The trail must be crowned, higher in the center, to withstand the further compaction from hikers and weather and to avoid accumulating water. Ideally we find ridges on which to build the trail. Disturbed soil erodes much faster than soil with rooted vegetation and leaf litter, so the less contact our trail has with water the better. Even on flat terrain a trail must undulate in waves to avoid accumulating water, and the trough of each wave must have an outlet where water can run off the trail.
We are meticulous in renaturalizing an area once we finish a section of trail. Disturbed soil erodes much faster than soil with rooted vegetation and leaf litter. We plant ferns. We spread leaves. We aspire to leave the forest as pristine as we found it.
Past the pine stand and an area covered by mature maples and ferns, we arrived at our first summit. We built two benches out of a nearby maple that had fallen and managed to roll a rock up the hill the top to serve as a table. As a team we pry and roll our rocks with heavy iron bars we use as levers. Sisyphus would be proud. Sometimes we use ropes and pullies to help fall trees or move rocks. These simple machines are often all we have access to and all we need.
The descent from the first summit is a bit too steep for switchbacks alone to lessen the grade. We built terraced steps out of logs. We remove the bark with a hammer and cut a flat surface on each log. Removing the bark allows the log to dry and slows its decomposition. Each step is bordered by rocks to retain the mineral soil we fill inside.
Sometimes the steps are made from large stones we find nearby. We use whatever is available and practical. Whenever we encounter a humid area we must cross, we canalize the crossing water between two large stones to allow hikers to step from one side to the other without muddying the water or their boots.
George’s Loop returns close to the site of a farm where there remains the stone foundation of the farmhouse with trees growing where the house once stood and a small clearing surrounded by apple trees. We found some abandoned tractor parts and horseshoes. I have heard the area used to be a sheep farm, but I cannot confirm it.
The trail continues down toward what used to be the Skiwippi trail, cutting through a straight, long pile of stones that once served as a fence or property line.
The section of George’s Loop along the Skiwippi trail is wide and flat, with ditches and culverts. In building the trail we found a metal wagon wheel. We left it in view leaning against a tree for hikers to marvel at as they passed. It wasn’t long before it disappeared. It is, no doubt, adorning someone’s garden now. There are other remnants of this path’s multiuse history.
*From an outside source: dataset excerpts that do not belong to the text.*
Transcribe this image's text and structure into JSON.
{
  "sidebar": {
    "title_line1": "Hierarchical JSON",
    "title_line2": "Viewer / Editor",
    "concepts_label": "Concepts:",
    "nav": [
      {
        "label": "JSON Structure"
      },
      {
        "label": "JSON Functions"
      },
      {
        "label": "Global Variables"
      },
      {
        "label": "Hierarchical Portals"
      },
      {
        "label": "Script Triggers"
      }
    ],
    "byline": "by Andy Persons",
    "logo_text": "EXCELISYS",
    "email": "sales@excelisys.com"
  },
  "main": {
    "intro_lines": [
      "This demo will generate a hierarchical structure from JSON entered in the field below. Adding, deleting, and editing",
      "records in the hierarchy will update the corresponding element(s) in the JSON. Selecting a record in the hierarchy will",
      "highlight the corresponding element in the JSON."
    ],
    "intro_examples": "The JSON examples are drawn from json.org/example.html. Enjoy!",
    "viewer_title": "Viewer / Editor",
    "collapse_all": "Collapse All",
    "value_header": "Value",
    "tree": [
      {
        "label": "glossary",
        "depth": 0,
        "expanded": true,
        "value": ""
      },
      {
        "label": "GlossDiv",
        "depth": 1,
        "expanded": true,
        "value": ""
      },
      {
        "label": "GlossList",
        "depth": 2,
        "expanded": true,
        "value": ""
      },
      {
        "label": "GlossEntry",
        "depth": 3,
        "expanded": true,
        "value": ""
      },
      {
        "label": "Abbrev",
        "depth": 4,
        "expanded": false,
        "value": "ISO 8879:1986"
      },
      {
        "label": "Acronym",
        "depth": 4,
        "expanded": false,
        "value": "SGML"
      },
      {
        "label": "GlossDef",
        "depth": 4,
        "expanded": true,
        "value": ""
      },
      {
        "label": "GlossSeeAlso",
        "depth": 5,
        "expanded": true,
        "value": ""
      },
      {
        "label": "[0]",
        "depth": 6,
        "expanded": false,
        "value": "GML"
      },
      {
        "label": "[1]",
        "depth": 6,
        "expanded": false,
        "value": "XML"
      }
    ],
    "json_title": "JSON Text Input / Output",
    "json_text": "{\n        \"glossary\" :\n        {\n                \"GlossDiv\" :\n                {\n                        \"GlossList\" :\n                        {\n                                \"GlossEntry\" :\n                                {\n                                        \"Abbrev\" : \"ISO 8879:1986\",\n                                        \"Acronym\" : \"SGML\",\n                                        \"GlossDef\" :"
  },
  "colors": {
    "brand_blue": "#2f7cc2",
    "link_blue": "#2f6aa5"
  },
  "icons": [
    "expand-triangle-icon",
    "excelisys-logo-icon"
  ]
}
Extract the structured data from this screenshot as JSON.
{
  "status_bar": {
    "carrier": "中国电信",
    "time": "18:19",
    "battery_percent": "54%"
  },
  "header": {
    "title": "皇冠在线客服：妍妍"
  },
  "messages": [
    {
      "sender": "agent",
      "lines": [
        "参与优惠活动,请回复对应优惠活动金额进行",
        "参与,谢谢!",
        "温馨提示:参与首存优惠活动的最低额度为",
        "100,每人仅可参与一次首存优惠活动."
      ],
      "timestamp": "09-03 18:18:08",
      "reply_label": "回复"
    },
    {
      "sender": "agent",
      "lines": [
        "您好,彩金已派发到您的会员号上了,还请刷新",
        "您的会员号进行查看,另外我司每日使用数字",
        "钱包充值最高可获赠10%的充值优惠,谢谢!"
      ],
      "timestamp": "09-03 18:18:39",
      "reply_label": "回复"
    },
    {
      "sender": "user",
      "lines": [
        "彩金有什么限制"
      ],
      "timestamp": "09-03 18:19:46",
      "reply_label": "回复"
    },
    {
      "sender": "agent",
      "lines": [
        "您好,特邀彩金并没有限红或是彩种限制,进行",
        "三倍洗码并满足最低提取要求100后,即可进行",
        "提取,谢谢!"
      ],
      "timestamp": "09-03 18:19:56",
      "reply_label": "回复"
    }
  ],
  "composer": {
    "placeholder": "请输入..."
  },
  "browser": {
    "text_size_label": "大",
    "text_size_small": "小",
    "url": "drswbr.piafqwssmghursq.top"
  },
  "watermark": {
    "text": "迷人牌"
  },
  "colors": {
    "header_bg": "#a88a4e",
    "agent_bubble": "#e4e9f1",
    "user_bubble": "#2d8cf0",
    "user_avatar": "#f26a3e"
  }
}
There is a kilometer marker being slowly swallowed by a tree, and it is on this trail that the rusty skeleton of a truck can be found.
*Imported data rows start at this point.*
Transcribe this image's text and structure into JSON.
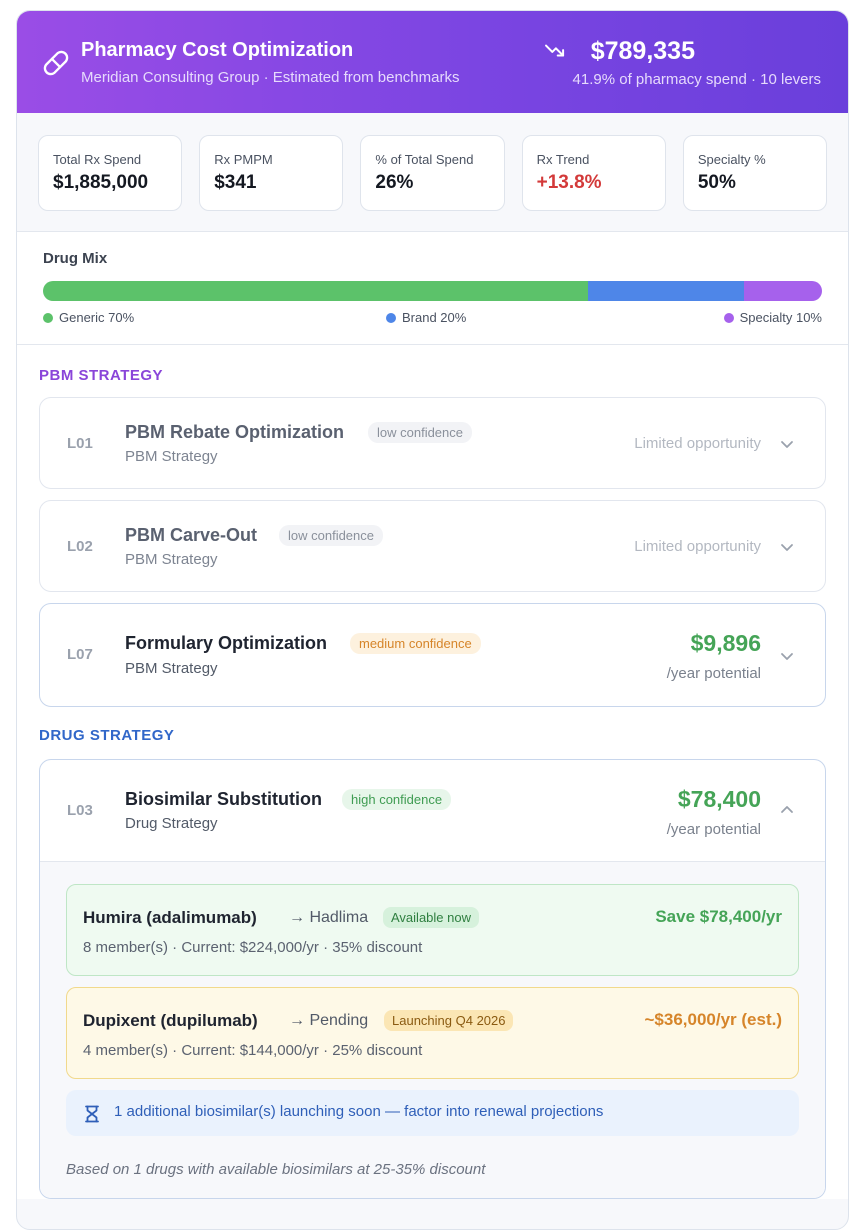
{
  "header": {
    "title": "Pharmacy Cost Optimization",
    "subtitle": "Meridian Consulting Group · Estimated from benchmarks",
    "total": "$789,335",
    "total_sub": "41.9% of pharmacy spend · 10 levers",
    "icons": {
      "logo": "pill-icon",
      "trend": "trending-down-icon"
    }
  },
  "stats": [
    {
      "label": "Total Rx Spend",
      "value": "$1,885,000"
    },
    {
      "label": "Rx PMPM",
      "value": "$341"
    },
    {
      "label": "% of Total Spend",
      "value": "26%"
    },
    {
      "label": "Rx Trend",
      "value": "+13.8%"
    },
    {
      "label": "Specialty %",
      "value": "50%"
    }
  ],
  "drug_mix": {
    "title": "Drug Mix",
    "segments": [
      {
        "label": "Generic 70%",
        "percent": 70,
        "color": "#5cc26a"
      },
      {
        "label": "Brand 20%",
        "percent": 20,
        "color": "#4e86e8"
      },
      {
        "label": "Specialty 10%",
        "percent": 10,
        "color": "#a661ec"
      }
    ]
  },
  "sections": {
    "pbm": {
      "title": "PBM STRATEGY"
    },
    "drug": {
      "title": "DRUG STRATEGY"
    }
  },
  "levers": {
    "l01": {
      "code": "L01",
      "name": "PBM Rebate Optimization",
      "confidence": "low confidence",
      "category": "PBM Strategy",
      "status": "Limited opportunity"
    },
    "l02": {
      "code": "L02",
      "name": "PBM Carve-Out",
      "confidence": "low confidence",
      "category": "PBM Strategy",
      "status": "Limited opportunity"
    },
    "l07": {
      "code": "L07",
      "name": "Formulary Optimization",
      "confidence": "medium confidence",
      "category": "PBM Strategy",
      "amount": "$9,896",
      "per": "/year potential"
    },
    "l03": {
      "code": "L03",
      "name": "Biosimilar Substitution",
      "confidence": "high confidence",
      "category": "Drug Strategy",
      "amount": "$78,400",
      "per": "/year potential",
      "drugs": [
        {
          "name": "Humira (adalimumab)",
          "arrow": "→ Hadlima",
          "tag": "Available now",
          "save": "Save $78,400/yr",
          "detail": "8 member(s) · Current: $224,000/yr · 35% discount"
        },
        {
          "name": "Dupixent (dupilumab)",
          "arrow": "→ Pending",
          "tag": "Launching Q4 2026",
          "save": "~$36,000/yr (est.)",
          "detail": "4 member(s) · Current: $144,000/yr · 25% discount"
        }
      ],
      "notice": "1 additional biosimilar(s) launching soon — factor into renewal projections",
      "footnote": "Based on 1 drugs with available biosimilars at 25-35% discount"
    }
  }
}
It took us over a year to build George’s Loop. It takes about 45 minutes to walk it completely. Hiking gives a person a chance to think and reflect and decompress without the distraction of other people, without constant contact and the demands of our electronic devices. In other moments it allows us to be completely present with those friends and family around us. The land here has had many uses over the years, dating back thousands of years, but whatever it has meant for people living nearby, its importance as a store of carbon and a home for plants and animals remains. We must remember that we are guests in the forest, and strive to act as its protectors as best we can.